The Tax No One Names

What is uniquely difficult about this pattern is how thoroughly it gets praised. No one tells you that your perceptiveness is a wound. They tell you that you are sharp. Your boss tells you that you are a steady hand. Your team tells you that you anticipate problems before they happen. These are real strengths. They are also, often, the same nervous system that won’t let you fall asleep at eleven, that keeps you scanning your phone after dinner, that tightens your jaw before you walk in your own front door.

Internal Family Systems offers a useful frame here. What therapists trained in IFS would call a manager part is the version of you doing the constant scanning. Its job is to keep you safe by keeping you ahead of every possible threat. It has been doing this since you were small, and it is, in a real sense, the part that built your career. It is not the enemy. It is a young protector that took on a job no child should have had to take on, and it has kept doing that job into your forties because no one has ever told it the war is over. A 2025 scoping review in Clinical Psychologist found that IFS shows promising evidence for trauma, depression, and the kinds of long-tail effects associated with chronic relational injury, with particular strength in addressing self-criticism and the inner architecture that develops around survival roles.

When you sit with this part of yourself in therapy, what often emerges is something closer to grief than to fear. The vigilance was a service. It got you here. And underneath, there is usually a younger version of you, exhausted, who has never been told he or she could stop.

What Healing Actually Asks of You

Healing this pattern is not about deactivating the strength. It is about distinguishing the strength from the survival strategy underneath, so that you can keep what is yours and let go of what was assigned to you.

Acceptance and Commitment Therapy is well-suited to this work. ACT does not try to argue your nervous system out of vigilance, which would be both ineffective and slightly insulting to a system that has worked very hard. It teaches you to notice when a vigilant part has activated, hold the activation without immediately obeying it, and choose your action based on values rather than threat. A 2025 systematic review of ACT for PTSD reported significant reductions in hyperarousal and avoidance symptoms, alongside improvements in psychological flexibility, the capacity to stay present and act on what matters even when your nervous system is recommending otherwise. In practice, this looks like learning to attend a dinner with your in-laws and noticing the scanning, without escalating it, without leaving the table mentally to plan three contingencies.

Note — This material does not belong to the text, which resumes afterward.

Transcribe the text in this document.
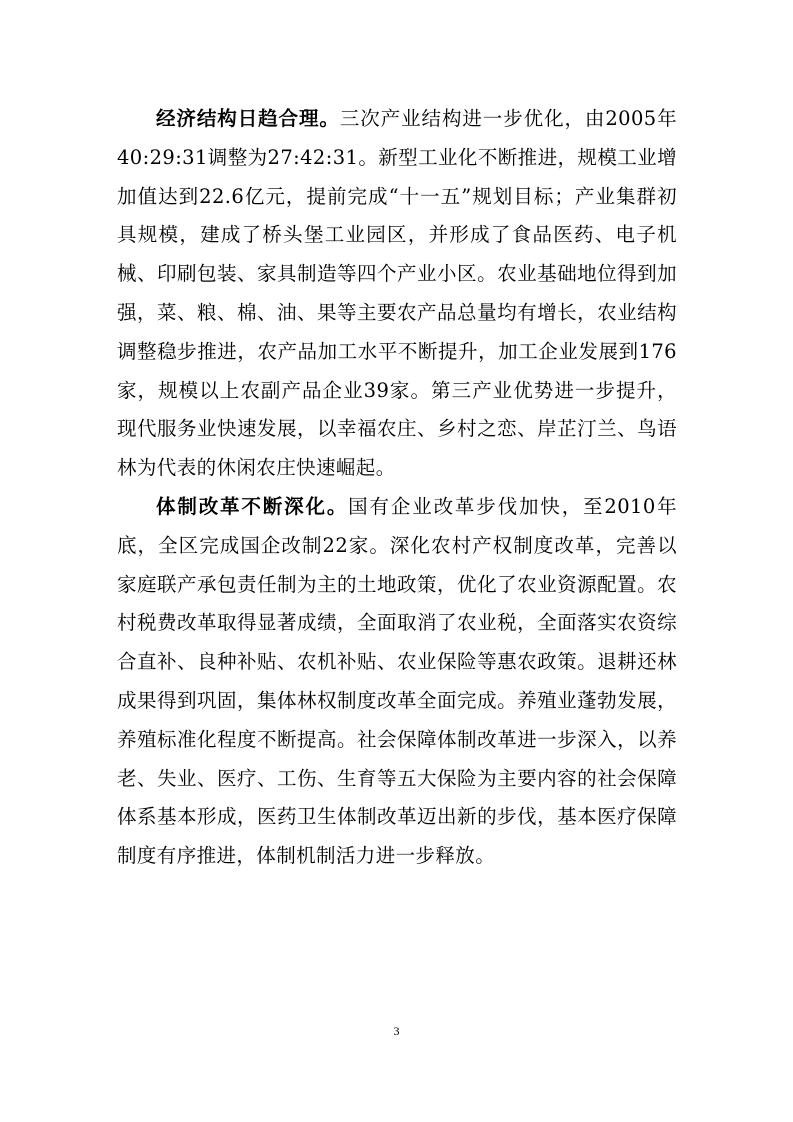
经济结构日趋合理。三次产业结构进一步优化，由2005年40:29:31调整为27:42:31。新型工业化不断推进，规模工业增加值达到22.6亿元，提前完成“十一五”规划目标；产业集群初具规模，建成了桥头堡工业园区，并形成了食品医药、电子机械、印刷包装、家具制造等四个产业小区。农业基础地位得到加强，菜、粮、棉、油、果等主要农产品总量均有增长，农业结构调整稳步推进，农产品加工水平不断提升，加工企业发展到176家，规模以上农副产品企业39家。第三产业优势进一步提升，现代服务业快速发展，以幸福农庄、乡村之恋、岸芷汀兰、鸟语林为代表的休闲农庄快速崛起。

体制改革不断深化。国有企业改革步伐加快，至2010年底，全区完成国企改制22家。深化农村产权制度改革，完善以家庭联产承包责任制为主的土地政策，优化了农业资源配置。农村税费改革取得显著成绩，全面取消了农业税，全面落实农资综合直补、良种补贴、农机补贴、农业保险等惠农政策。退耕还林成果得到巩固，集体林权制度改革全面完成。养殖业蓬勃发展，养殖标准化程度不断提高。社会保障体制改革进一步深入，以养老、失业、医疗、工伤、生育等五大保险为主要内容的社会保障体系基本形成，医药卫生体制改革迈出新的步伐，基本医疗保障制度有序推进，体制机制活力进一步释放。

3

Narrative Therapy adds another layer. The story most hypervigilant high-performers tell about themselves is something like, “If I stop watching, everything falls apart,” or “Everyone else relies on me to see what’s coming.” These are not facts. They are conclusions a younger self drew under conditions you did not choose. Therapy helps locate the moments these stories began, the events that taught your system its current vigilance was non-negotiable, and slowly construct a different account: one where you are allowed to be capable without being chronically braced.

And in IFS, the work is more intimate still. You meet the part that has been scanning the perimeter. You ask it how old it is. You ask what it is afraid would happen if it stopped. You let it tell you, finally, after all this time. And, often, you find that it does not actually want to keep this job. It just never trusted that anyone else would do it.

If the pattern in this article feels recognizable, the work is not to dismantle what you have built. It is to discover that the steady, perceptive, capable person at the center of all of it does not actually require constant alertness to stay that way.